The worst thing is that New Orleans will probably lose much of its industrial base as well. The many oil refineries surrounding the city, they were built in the 1950s through 1970s. They are obselete. They were built to process light sweet crude into relatively high sulfur gas and deisel. Now fuel standards are stricter, and crude feedstocks are dirtier. These refineries are barely profitable, inefficient, rust belt relics. They would require massive investment to upgrade them to process heavy sour crude. Oil companies might decide that the gulf coast is not the safest place to refine fuel, if the plants have to shut down for two weeks per year on account of hurricanes. Each mothballed refinery will become a toxic waste site.

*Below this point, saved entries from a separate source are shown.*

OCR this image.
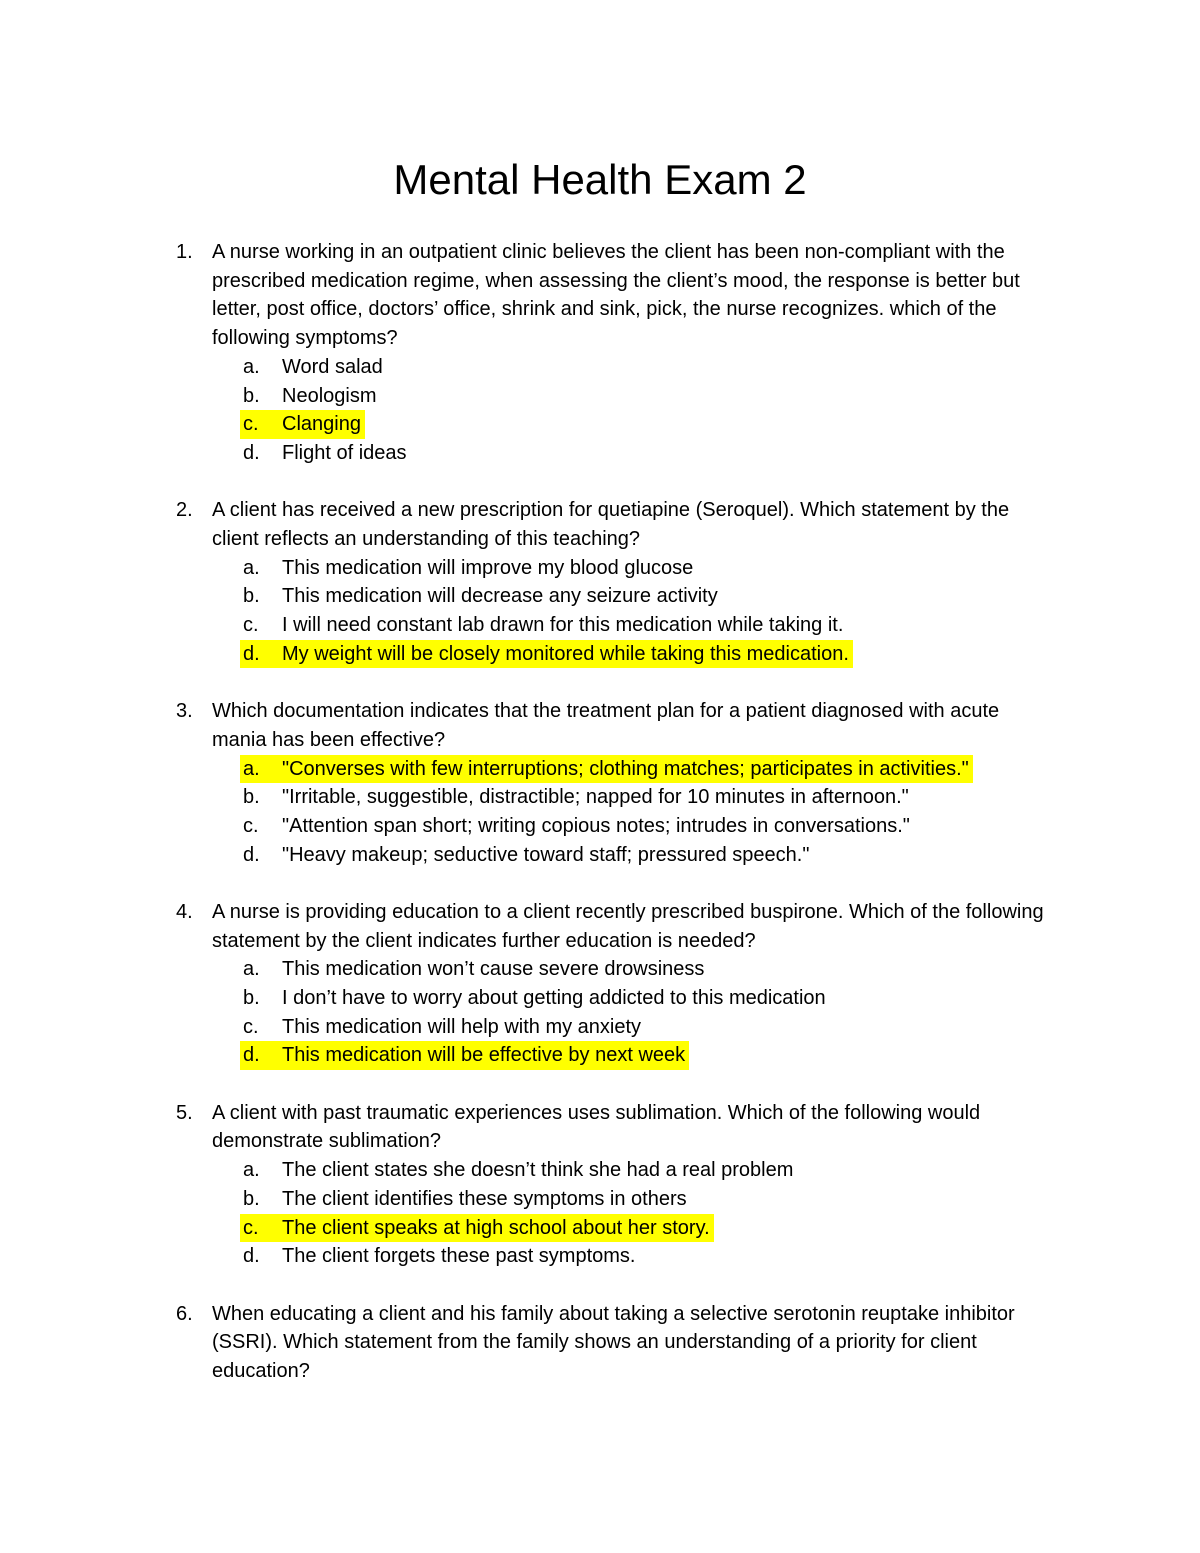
Mental Health Exam 2
1. A nurse working in an outpatient clinic believes the client has been non-compliant with the prescribed medication regime, when assessing the client’s mood, the response is better but letter, post office, doctors’ office, shrink and sink, pick, the nurse recognizes. which of the following symptoms?
a. Word salad
b. Neologism
c. Clanging
d. Flight of ideas
2. A client has received a new prescription for quetiapine (Seroquel). Which statement by the client reflects an understanding of this teaching?
a. This medication will improve my blood glucose
b. This medication will decrease any seizure activity
c. I will need constant lab drawn for this medication while taking it.
d. My weight will be closely monitored while taking this medication.
3. Which documentation indicates that the treatment plan for a patient diagnosed with acute mania has been effective?
a. "Converses with few interruptions; clothing matches; participates in activities."
b. "Irritable, suggestible, distractible; napped for 10 minutes in afternoon."
c. "Attention span short; writing copious notes; intrudes in conversations."
d. "Heavy makeup; seductive toward staff; pressured speech."
4. A nurse is providing education to a client recently prescribed buspirone. Which of the following statement by the client indicates further education is needed?
a. This medication won’t cause severe drowsiness
b. I don’t have to worry about getting addicted to this medication
c. This medication will help with my anxiety
d. This medication will be effective by next week
5. A client with past traumatic experiences uses sublimation. Which of the following would demonstrate sublimation?
a. The client states she doesn’t think she had a real problem
b. The client identifies these symptoms in others
c. The client speaks at high school about her story.
d. The client forgets these past symptoms.
6. When educating a client and his family about taking a selective serotonin reuptake inhibitor (SSRI). Which statement from the family shows an understanding of a priority for client education?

And what about the drilling rigs out on the coast? No doubt one way or another, oil companies will find a way to get to that oil and gas, but it simply can't be business as usual. Oil production will not cease, but it will decline faster due to hurricane risk. Not all the wells in the gulf are equally profitable, and the recent dramatic increase in hurricane force changes the equations. Wells in or approaching decline will probably not be rebuilt. Oil rigs and platforms have taken enormous losses to hurricanes in the past two years and the ones that are rebuilt will have to be made very safe. This cost billions, and takes years. I keep reading about manpower shortages in the oil industry. Gulf shipyards that build and repair oil rigs are subject to hurricane risk. Probably only the most profitable rigs will be rebuilt, many will be abandoned.

All this will cause shortages in gas and oil, and refined fuels. Fuel will be very expensive. Katrina will jumpstart America's energy crisis.